The understanding from this will keep one inwardly calm and centered and instead of feeling resentful and angry one just 'sees' the situation and the inner dynamics within the situation in closer alignment with how the universe sees it. But outwardly, depending on the specific situation, one may have to respond to the situation in many different ways all depending on what is the best way to respond in that particular situation. One can be meek internally (in the way I described above) while not necessarily having to appear meek on the outside. It all depends on the specific situation of course and what is best to make things easiest for the other person and ourselves. But for this a great control of the body, the emotions, and the the mind are essential. So one can be 'meek' but I think its about being able to be meek in the right way.
 
kenlee said:
It all depends on the specific situation of course and what is best to make things easiest for the other person and ourselves. But for this a great control of the body, the emotions, and the the mind are essential. So one can be 'meek' but I think its about being able to be meek in the right way.
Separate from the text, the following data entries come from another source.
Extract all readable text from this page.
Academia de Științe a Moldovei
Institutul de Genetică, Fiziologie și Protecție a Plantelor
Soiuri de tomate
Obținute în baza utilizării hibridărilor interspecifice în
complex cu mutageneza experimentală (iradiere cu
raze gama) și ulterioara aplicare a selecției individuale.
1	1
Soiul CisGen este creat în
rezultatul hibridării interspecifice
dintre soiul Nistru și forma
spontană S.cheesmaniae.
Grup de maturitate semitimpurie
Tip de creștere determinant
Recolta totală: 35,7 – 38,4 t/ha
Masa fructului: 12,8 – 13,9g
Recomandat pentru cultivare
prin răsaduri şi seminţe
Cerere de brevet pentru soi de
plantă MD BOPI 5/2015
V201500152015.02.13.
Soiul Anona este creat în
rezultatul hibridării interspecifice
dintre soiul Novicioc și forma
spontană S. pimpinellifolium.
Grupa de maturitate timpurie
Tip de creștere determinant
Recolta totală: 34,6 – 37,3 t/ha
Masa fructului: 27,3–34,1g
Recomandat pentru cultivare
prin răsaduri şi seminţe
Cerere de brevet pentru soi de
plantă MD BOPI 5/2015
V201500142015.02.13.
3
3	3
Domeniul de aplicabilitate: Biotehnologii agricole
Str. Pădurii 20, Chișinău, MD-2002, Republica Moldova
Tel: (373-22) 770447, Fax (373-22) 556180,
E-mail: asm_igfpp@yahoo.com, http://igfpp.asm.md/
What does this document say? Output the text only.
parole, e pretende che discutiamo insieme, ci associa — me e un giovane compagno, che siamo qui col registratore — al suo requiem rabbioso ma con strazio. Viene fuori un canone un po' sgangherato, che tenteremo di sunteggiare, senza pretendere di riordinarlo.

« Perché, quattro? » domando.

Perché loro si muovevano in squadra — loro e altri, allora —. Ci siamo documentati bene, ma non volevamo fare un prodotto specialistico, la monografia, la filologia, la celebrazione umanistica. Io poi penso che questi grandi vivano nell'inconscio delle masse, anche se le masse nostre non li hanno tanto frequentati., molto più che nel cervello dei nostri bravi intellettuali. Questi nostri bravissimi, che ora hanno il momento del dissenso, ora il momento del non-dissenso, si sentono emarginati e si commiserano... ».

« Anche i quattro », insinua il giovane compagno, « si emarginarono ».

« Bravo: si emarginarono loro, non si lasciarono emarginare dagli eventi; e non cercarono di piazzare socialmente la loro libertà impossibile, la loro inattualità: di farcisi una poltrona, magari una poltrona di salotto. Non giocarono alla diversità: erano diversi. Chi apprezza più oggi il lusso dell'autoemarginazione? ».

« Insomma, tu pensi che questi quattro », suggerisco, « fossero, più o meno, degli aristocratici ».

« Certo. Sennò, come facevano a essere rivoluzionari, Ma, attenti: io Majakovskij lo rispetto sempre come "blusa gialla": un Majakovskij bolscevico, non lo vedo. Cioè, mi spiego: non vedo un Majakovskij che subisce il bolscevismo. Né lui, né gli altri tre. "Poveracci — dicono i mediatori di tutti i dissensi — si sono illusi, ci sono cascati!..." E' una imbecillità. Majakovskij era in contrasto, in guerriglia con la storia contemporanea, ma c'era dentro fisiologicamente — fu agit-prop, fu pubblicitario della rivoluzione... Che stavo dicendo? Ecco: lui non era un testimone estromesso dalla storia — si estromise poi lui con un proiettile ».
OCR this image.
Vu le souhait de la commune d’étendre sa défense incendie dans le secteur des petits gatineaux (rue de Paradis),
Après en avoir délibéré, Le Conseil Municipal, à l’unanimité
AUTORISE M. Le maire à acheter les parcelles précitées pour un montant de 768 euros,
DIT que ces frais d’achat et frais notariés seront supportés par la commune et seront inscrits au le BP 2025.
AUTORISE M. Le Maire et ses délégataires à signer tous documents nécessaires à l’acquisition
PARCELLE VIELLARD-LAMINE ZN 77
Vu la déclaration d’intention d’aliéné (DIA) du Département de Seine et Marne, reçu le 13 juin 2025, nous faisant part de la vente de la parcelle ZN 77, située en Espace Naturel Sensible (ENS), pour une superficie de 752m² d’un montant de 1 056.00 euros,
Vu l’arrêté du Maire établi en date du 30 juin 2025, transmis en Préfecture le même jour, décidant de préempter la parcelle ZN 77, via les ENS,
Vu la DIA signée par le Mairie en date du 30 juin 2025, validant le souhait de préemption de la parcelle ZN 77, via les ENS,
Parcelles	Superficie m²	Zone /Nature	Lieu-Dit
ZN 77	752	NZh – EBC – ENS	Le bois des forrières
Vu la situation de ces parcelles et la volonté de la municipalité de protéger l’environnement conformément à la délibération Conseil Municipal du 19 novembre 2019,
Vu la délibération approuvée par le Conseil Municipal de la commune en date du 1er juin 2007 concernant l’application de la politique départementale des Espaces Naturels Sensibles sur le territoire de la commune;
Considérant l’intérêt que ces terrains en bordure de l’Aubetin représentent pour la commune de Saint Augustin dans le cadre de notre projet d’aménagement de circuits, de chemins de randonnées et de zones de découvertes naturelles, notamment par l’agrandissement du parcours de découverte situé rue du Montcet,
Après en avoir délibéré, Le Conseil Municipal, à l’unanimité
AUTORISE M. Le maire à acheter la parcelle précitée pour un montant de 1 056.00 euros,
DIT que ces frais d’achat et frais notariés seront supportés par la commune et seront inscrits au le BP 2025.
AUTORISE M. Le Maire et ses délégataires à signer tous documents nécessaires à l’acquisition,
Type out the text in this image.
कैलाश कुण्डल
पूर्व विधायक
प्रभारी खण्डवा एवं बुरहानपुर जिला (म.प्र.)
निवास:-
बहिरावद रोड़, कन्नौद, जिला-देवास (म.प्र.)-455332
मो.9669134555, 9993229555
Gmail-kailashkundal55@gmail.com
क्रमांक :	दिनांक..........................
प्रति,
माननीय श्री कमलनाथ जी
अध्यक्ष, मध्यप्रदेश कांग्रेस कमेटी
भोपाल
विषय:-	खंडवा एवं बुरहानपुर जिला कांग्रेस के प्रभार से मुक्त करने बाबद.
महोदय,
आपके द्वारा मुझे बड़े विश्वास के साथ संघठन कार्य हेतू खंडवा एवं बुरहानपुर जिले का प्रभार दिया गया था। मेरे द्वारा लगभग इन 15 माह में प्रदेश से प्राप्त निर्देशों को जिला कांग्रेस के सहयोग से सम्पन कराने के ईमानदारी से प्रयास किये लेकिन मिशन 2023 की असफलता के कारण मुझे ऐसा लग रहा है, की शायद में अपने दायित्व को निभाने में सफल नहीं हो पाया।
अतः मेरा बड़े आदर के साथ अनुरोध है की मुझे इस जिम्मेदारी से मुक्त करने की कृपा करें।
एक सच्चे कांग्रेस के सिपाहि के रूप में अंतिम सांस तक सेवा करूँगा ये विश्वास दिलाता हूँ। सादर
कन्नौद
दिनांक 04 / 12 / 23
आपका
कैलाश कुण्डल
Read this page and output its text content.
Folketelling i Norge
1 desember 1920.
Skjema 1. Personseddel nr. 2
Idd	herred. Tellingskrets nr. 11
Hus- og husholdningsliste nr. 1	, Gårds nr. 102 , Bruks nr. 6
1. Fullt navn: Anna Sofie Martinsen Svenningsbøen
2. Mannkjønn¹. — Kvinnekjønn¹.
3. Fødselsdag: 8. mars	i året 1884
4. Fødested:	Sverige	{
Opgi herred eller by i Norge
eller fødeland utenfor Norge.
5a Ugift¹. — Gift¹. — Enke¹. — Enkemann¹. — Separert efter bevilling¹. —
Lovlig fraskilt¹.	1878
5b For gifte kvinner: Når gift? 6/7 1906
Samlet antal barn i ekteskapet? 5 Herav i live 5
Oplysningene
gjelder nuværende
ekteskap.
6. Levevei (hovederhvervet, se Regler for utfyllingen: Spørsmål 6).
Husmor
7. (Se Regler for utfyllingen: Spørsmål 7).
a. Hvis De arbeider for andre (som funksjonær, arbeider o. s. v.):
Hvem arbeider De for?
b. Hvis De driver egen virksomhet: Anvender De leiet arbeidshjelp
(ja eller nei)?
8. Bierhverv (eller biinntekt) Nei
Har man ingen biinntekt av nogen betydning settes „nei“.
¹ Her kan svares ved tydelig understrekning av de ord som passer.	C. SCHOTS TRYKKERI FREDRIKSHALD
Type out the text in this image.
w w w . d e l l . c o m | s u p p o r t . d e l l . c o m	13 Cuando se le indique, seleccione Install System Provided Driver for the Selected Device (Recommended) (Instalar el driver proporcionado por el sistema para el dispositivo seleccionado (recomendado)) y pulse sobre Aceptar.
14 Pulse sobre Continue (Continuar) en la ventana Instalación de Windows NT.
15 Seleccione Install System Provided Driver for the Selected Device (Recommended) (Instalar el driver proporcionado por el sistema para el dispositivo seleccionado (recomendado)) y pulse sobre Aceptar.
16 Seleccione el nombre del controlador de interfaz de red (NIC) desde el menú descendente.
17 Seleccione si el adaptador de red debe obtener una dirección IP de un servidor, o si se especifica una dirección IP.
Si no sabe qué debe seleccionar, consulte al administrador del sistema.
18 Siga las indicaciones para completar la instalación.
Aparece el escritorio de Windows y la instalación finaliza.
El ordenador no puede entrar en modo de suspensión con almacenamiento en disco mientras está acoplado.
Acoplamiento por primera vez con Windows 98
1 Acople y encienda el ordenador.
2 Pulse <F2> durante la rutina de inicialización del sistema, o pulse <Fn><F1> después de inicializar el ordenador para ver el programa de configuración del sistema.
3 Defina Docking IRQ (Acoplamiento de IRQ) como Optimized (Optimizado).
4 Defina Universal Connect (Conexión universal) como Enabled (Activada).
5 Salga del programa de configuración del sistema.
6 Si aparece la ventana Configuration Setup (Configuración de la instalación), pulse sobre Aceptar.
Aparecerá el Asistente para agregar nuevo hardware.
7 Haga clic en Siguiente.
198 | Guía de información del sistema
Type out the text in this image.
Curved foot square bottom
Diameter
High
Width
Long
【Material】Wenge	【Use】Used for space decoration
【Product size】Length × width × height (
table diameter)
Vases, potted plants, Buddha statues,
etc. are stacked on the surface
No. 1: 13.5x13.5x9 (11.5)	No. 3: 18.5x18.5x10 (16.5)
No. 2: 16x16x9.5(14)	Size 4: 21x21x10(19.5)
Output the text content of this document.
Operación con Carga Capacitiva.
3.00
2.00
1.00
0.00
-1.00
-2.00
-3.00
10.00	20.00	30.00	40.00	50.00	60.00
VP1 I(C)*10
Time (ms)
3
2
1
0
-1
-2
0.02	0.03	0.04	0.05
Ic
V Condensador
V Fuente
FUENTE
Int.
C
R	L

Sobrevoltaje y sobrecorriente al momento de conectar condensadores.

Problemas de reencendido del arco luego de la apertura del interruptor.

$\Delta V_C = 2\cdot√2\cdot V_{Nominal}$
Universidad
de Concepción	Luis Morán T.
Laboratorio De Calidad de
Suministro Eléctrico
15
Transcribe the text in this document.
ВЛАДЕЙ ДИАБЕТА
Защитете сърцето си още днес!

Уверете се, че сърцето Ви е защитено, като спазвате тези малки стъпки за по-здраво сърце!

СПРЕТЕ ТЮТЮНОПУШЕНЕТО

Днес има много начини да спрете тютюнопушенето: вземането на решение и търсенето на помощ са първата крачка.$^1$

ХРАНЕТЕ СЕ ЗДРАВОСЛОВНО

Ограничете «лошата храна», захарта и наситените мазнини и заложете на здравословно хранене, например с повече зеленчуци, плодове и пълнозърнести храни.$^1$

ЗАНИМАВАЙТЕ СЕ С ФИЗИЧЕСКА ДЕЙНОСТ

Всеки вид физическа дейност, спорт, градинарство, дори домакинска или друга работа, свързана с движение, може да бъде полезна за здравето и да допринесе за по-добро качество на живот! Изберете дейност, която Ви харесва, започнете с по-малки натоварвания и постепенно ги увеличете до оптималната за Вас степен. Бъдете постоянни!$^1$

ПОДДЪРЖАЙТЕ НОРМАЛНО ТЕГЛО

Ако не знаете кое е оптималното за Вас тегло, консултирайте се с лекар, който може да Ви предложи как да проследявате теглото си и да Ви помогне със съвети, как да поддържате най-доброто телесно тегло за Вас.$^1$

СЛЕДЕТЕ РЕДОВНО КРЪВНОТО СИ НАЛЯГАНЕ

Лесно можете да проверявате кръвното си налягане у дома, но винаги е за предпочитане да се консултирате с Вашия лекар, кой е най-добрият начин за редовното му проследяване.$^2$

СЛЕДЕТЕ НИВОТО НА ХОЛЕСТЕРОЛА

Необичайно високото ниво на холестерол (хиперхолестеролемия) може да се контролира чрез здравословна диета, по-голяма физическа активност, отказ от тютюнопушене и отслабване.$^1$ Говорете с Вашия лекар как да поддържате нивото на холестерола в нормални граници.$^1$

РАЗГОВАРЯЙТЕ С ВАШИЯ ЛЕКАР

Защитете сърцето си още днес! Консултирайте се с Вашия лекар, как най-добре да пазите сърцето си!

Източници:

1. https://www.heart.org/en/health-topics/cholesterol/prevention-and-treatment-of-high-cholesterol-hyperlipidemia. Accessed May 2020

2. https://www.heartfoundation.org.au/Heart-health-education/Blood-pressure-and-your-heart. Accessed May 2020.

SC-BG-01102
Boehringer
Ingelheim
Think this is so. Seems external considering first, a measure of the specifics, the environment of a given situation with its many influences, choosing the right way; not so easy all the time. Seems when immediately pressed (as it exists often today), there is little mastery of balancing; it is often automated/mechanically programmed instead of coming from understanding of many natures. Perhaps like a practiced martial arts master of old, they have seen a thousand immediate threats and moves, and must choose correctly a response that serves both, given specifics, in the best way possible.